In the lecture video " Tensorflow implementation of content-based filtering"
In the video entitled " Collaborative filtering vs Content-based filtering", at 0:59, Prof Andrew mentions
“In other words, it requires having some features of each user, as well as some features of each item and it uses those features to try to decide which items and users might be a good match for each other. With a content-based filtering algorithm, you still have data where users have rated some items. Well, content-based filtering will continue to use r, i, j to denote whether or not user j has rated item i and will continue to use y i, j to denote the rating that user j is given item i if it’s defined.”
Another reference for the same can be found in the video entitled " Deep learning for content-based filtering" at 4:09
"What we’re going to do is construct a cost function J, which is going to be very similar to the cost function that you saw in collaborative filtering, which is assuming that you do have some data of some users having rated some movies, "
I suppose this solves the first ambiguity. Now, let’s come to the second ambiguity. I believe that in the lecture videos, x_u and x_m are always used to denote single user and movie feature vectors respectively, and not the matrices. Please do correct me if I am wrong. And if your ambiguity is about whether x_u and x_m has the same number of features or not, then Prof Andrew mentions this in the video entitled " Collaborative filtering vs Content-based filtering" at 5:27
“Notice that the user features and movie features can be very different in size. For example, maybe the user features could be 1500 numbers and the movie features could be just 50 numbers. That’s okay too.”

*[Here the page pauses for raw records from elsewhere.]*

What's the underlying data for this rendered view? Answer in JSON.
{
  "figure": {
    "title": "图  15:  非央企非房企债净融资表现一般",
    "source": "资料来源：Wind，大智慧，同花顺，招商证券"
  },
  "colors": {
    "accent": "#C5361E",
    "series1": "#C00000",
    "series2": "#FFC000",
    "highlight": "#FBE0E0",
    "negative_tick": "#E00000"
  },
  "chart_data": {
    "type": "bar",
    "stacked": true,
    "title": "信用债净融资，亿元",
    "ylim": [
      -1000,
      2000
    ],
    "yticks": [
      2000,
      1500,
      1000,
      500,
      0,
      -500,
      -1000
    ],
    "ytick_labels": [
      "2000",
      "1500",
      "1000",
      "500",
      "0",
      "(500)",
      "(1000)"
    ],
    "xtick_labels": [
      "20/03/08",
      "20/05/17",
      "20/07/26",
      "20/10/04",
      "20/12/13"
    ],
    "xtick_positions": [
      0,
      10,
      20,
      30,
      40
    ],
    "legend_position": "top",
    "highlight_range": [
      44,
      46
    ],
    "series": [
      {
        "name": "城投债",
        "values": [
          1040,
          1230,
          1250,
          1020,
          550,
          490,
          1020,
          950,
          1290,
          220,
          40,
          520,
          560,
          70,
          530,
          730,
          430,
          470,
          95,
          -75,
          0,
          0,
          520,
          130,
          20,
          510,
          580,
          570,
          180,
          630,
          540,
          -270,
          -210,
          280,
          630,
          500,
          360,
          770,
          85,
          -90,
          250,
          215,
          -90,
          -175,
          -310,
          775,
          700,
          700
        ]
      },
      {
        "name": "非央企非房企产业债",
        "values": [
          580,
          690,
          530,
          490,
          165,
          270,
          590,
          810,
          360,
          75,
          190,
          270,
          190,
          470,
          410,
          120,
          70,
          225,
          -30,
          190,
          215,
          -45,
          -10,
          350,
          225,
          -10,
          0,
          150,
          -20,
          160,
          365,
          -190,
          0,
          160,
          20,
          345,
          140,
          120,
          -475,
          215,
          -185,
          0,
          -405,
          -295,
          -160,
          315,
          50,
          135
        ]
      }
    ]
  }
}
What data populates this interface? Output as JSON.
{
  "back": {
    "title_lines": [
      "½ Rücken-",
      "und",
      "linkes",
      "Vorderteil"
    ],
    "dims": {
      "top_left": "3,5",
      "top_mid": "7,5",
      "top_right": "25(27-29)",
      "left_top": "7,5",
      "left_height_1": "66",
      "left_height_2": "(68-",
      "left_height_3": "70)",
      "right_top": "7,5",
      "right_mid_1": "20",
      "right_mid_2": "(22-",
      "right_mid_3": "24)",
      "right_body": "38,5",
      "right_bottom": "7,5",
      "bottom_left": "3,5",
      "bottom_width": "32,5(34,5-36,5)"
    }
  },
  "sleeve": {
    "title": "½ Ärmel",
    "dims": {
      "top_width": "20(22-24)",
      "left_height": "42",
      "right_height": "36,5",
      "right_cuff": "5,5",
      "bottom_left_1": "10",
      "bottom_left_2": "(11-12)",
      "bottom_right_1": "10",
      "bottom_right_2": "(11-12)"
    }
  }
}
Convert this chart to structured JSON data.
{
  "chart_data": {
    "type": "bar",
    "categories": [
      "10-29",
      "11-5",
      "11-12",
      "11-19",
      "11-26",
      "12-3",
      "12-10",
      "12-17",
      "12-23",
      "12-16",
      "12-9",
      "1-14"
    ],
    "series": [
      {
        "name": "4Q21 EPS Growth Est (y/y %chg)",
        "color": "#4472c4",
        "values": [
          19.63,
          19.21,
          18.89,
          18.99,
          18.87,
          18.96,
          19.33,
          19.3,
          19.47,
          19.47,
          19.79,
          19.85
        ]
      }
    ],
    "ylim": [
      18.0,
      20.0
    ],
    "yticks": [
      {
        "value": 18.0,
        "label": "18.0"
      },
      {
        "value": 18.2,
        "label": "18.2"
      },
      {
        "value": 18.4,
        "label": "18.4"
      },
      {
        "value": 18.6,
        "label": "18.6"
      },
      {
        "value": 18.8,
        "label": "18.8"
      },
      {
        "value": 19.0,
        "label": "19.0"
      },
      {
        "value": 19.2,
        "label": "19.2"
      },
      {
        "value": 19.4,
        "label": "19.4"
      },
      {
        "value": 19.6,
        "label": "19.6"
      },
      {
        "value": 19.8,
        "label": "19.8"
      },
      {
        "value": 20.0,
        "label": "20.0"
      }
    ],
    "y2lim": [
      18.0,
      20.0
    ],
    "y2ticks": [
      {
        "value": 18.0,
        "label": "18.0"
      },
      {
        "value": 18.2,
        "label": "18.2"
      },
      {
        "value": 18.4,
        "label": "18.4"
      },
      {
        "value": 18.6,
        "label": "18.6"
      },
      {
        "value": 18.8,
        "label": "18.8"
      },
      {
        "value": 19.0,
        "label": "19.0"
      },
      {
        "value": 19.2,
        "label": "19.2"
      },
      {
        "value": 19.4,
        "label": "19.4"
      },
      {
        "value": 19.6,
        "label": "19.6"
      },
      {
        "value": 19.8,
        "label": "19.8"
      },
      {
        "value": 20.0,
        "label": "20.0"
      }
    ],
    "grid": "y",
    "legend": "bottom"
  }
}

I hope this solves the second ambiguity.
Now, coming to the third one. I guess this is not much of an ambiguity, since it’s just like any other neural network. We can assume that a pair of <user, movie> rating as a single example. Now, you can simply decide the batch-size for the inputs, say we agree on 32. So, we will feed 32 user feature vectors into the user network, and the 32 corresponding movie feature vectors into the movie network, to get 32 pairs of <v_u, v_m>, for which we have 32 ratings as the true labels. I believe this resolves the third one.
Coming to the last one, I am a little unsure if you are referring to the activation functions for the last layers of the user_NN and the item_NN networks. If yes, then they use no activation function or in other words, the “linear” activation function, and that is why, no reference has been mentioned for the same. I hope this resolves the last ambiguity.
I also have a question on this slide and i add it here as it is on the same topic:
why does the output layer not have any activation function in user_NN or item_NN? in this way, how the output layer take the output from last hidden layer and get the vm or vu?